OPINIÃO

Sexo e poder

Joana Amaral Dias


Ainda bem que nasci no século XX. Com as minhas preferências pelo futebol, as BMX, o jogo Risco e, depois, pela política e a aventura, se tivesse nascido algures entre 2015 e 2030 tinham-me cortado as mamas antes dos 16 anos e enchido o bandulho de hormonas sintéticas.

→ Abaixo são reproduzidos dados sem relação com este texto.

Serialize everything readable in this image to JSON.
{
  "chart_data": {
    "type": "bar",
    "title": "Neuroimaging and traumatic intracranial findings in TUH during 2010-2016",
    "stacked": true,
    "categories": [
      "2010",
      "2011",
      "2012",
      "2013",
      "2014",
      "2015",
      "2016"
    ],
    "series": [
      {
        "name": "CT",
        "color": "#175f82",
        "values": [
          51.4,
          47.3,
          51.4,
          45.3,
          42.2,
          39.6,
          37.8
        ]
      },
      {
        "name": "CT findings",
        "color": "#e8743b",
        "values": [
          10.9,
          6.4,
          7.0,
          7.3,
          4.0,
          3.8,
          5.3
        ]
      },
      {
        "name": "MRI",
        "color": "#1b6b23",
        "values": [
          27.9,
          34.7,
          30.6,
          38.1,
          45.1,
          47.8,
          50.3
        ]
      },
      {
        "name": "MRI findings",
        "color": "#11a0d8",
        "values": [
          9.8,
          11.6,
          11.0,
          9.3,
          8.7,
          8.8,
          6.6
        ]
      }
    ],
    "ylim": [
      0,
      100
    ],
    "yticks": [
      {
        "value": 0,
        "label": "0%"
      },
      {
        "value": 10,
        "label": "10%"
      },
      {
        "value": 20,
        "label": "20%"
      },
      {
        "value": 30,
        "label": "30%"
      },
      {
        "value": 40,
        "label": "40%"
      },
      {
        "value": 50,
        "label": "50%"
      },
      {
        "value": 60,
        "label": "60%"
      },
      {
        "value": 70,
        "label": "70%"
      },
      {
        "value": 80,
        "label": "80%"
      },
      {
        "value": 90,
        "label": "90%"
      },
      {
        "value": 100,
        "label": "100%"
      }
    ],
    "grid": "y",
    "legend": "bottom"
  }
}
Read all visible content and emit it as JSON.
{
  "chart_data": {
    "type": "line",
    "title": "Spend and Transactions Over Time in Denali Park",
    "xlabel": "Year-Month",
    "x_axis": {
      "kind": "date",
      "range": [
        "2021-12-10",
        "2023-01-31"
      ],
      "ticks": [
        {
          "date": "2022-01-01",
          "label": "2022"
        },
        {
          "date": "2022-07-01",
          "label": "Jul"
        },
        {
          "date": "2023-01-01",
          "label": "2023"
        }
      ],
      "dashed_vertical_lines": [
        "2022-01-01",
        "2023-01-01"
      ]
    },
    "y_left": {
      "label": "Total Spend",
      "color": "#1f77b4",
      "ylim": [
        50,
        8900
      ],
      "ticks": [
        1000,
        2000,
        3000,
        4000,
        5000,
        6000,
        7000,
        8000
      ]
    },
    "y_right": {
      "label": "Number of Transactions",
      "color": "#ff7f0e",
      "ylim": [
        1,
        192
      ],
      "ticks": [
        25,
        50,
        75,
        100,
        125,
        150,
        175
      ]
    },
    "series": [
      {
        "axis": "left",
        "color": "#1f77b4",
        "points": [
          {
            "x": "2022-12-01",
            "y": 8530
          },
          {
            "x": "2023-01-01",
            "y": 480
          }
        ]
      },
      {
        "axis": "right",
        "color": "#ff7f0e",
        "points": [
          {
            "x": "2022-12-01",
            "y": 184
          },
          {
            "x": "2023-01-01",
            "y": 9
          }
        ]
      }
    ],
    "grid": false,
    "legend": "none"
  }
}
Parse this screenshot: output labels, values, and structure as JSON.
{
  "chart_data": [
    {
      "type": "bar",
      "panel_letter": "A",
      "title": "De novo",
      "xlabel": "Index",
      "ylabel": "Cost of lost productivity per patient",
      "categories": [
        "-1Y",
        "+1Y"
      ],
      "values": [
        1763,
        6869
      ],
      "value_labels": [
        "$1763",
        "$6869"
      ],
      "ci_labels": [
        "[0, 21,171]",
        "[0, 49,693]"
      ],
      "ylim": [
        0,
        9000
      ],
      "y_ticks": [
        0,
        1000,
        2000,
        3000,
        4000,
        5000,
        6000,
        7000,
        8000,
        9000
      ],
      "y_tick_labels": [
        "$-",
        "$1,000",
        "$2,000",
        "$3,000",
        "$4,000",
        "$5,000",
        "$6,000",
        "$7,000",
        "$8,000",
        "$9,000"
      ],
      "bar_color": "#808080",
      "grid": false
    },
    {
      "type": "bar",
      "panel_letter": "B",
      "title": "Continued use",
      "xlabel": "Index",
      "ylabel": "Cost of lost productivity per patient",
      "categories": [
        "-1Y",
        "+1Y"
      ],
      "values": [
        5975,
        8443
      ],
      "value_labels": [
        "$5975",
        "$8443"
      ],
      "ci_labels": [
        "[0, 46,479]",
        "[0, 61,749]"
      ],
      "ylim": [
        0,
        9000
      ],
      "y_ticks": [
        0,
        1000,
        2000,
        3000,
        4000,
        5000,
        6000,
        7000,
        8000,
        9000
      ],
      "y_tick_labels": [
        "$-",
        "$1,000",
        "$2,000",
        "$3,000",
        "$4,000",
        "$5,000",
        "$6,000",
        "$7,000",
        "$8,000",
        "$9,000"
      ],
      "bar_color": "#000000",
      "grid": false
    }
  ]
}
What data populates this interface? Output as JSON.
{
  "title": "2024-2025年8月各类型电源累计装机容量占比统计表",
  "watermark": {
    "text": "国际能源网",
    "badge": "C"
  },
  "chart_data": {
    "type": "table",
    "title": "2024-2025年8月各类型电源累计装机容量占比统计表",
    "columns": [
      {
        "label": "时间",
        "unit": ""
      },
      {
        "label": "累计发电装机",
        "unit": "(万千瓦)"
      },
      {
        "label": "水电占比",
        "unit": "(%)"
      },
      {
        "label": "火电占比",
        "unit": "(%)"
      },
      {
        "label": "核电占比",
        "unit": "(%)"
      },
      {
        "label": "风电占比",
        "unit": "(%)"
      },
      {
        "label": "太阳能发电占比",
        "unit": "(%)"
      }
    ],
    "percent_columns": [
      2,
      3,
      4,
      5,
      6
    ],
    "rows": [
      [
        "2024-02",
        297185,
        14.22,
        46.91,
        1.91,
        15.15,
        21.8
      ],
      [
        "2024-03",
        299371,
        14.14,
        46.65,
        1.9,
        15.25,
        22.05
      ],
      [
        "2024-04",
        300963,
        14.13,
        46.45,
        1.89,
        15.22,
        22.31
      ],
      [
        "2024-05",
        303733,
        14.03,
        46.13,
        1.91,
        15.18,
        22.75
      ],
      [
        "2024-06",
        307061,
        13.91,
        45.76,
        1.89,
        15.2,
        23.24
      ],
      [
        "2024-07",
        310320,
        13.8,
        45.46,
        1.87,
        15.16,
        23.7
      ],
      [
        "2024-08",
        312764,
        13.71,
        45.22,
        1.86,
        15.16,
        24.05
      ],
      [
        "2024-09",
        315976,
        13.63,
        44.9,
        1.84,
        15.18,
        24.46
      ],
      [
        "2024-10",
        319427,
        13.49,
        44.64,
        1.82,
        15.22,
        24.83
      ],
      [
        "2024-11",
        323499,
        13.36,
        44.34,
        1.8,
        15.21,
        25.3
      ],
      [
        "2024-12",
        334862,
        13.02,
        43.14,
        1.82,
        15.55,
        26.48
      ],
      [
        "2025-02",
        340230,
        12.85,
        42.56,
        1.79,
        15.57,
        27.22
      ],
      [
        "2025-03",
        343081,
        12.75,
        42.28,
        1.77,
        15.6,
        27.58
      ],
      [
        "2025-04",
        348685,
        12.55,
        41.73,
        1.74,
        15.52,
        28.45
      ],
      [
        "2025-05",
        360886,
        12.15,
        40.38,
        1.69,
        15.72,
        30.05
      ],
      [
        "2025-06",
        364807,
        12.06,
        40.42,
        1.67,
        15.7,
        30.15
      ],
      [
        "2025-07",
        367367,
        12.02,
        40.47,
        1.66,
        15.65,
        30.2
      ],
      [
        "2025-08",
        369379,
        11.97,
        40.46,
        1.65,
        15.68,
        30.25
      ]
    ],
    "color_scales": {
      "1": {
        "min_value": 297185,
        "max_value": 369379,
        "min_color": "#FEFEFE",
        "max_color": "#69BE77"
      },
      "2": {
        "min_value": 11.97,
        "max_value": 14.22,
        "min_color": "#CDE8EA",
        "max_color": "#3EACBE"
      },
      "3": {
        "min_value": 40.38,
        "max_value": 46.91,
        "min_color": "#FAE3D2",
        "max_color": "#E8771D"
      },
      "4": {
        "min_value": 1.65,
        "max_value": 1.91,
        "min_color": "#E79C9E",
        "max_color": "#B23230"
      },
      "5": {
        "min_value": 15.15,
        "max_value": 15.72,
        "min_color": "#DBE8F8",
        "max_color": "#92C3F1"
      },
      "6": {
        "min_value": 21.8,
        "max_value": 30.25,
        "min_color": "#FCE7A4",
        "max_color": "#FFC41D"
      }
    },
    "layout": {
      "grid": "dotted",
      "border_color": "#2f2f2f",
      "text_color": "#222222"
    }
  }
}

Sou mulher. Não me sinto mulher, tenha a condição de o ser, é o meu DNA. Não tenho um sentimento, tenho XX, um código que, por mais que eu mudasse a minha aparência, jamais se alteraria. A estes cromossomas não corresponde nenhum cérebro feminino. Da mesma forma, para o XY não existe um cérebro masculino. Como defensora dos direitos das mulheres, sempre me bati pela noção de que não há um género que corresponda a um determinado sexo. As meninas podem gostar de brincar à batalha naval e aos carrinhos, mas isso não faz delas meninos. Os meninos podem curtir bonecas ou cozinhas e isso também não faz deles meninas. Uma menina tem vagina, mas a isso não corresponde um “cérebro feminino”. Um rapaz tem pénis, mas a isso não corresponde um “cérebro masculino”. Sempre encarei esta constatação como necessária para o progresso e para a emancipação feminina e é, então, com perplexidade e temor que vejo agora difundida a ideia de que há miúdos que nascem com um “cérebro feminino” que está num corpo masculino - e que, então, é a aparência do corpo (só a aparência, já que a tal essência genética é imutável) que tem de ser alterada. Ou seja, na base da agenda trans (que pretende até que existam crianças trans, como se um menor tivesse já uma sexualidade formada e fixada) encontra-se um conceito mentiroso e perigoso, sobretudo para as mulheres e para as crianças. Como sempre, não é?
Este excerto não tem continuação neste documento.